At a median of 85 days, no KTRs developed DSAs and only one patient developed acute rejection following recent conversion to belatacept, which was associated with increased creatinine and urinary levels. During follow-up, there were no significant changes in proteinuria, donor-derived cell-free DNA levels or PBGEP. 36% of KTRs in our cohort developed anti-wild-type spike antibodies, 75% and 55% of whom had neutralizing responses against wild-type and Delta variants respectively. A cellular response against wild-type S1, measured by interferon-γ-ELISpot assay, developed in 38% of KTRs. Cellular responses did not differ in KTRs with or without antibody responses.

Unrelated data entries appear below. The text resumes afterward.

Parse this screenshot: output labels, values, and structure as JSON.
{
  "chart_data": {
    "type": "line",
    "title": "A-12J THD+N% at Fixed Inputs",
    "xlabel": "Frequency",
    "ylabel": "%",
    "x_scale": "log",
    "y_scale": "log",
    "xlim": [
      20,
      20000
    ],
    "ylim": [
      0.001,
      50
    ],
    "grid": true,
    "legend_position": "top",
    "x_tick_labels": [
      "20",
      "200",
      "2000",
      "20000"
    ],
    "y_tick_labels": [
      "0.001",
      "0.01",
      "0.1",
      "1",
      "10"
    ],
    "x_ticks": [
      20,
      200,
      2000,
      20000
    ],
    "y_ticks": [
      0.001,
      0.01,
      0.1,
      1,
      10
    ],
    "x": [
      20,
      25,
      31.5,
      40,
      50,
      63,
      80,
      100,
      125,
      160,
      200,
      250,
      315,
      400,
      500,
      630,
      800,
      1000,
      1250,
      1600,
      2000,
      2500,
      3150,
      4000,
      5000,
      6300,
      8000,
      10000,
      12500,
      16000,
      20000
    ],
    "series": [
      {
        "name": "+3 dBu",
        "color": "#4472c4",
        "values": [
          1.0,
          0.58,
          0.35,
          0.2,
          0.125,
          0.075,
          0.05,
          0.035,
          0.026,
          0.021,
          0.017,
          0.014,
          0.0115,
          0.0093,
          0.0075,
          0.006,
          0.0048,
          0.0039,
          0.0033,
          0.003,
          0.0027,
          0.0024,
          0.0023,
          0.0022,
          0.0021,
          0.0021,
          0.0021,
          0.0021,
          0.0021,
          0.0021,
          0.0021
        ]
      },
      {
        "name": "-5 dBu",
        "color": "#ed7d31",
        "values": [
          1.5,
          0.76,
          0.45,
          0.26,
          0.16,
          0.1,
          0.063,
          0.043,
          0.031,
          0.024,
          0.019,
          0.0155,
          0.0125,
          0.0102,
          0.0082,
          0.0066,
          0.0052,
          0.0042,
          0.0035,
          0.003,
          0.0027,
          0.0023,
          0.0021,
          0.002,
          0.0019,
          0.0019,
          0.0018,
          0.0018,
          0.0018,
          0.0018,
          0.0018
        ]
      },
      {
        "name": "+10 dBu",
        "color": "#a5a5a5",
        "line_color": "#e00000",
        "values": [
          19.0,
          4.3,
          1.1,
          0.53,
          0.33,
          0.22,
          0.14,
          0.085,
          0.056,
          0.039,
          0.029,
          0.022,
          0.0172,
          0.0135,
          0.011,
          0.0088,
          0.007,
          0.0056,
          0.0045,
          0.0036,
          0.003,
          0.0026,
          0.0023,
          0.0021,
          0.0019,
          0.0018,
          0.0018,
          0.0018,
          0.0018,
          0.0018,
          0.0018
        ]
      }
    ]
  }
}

SARS-CoV-2 mRNA vaccination in KTRs did not elicit a significant alloimmune response. About half of KTRs who develop anti-wild-type spike antibodies after two mRNA vaccine doses have neutralizing responses against the Delta variant. There was no association between anti-viral humoral and cellular responses.
研究表明,肾移植受者(KTR)在接种 SARS-CoV-2 mRNA 疫苗后抗病毒反应减弱,但关于疫苗接种后同种免疫反应和针对 Delta(B.1.617.2)变异株的抗病毒反应的数据有限。
为了解决这个问题,我们进行了一项前瞻性、多中心研究,纳入了 58 名接受 mRNA-BNT162b2 或 mRNA-1273 疫苗的成年 KTR。我们使用了多种互补的非侵入性排斥反应监测生物标志物,包括血清肌酐、蛋白尿、供体游离 DNA、外周血基因表达谱(PBGEP)、尿液 mRNA 和供体特异性抗体(DSA)。次要结局包括针对 SARS-CoV-2 野生型和 Delta 变异株的抗病毒免疫反应的发展。
在中位数为 85 天的时间内,没有 KTR 产生 DSA,只有一名患者在最近转换为贝利尤单抗后发生急性排斥反应,这与肌酐和尿液水平升高有关。在随访期间,蛋白尿、供体游离 DNA 水平或 PBGEP 没有显著变化。我们队列中的 36%的 KTR 产生了针对野生型刺突蛋白的抗体,其中 75%和 55%的抗体对野生型和 Delta 变异株具有中和反应。通过干扰素-γ-ELISpot 测定,38%的 KTR 产生了针对野生型 S1 的细胞反应。具有或不具有抗体反应的 KTR 之间细胞反应没有差异。
SARS-CoV-2 mRNA 疫苗接种在 KTR 中没有引起明显的同种免疫反应。约一半在接种两剂 mRNA 疫苗后产生针对野生型刺突蛋白抗体的 KTR 对 Delta 变异株具有中和反应。抗病毒体液和细胞反应之间没有关联。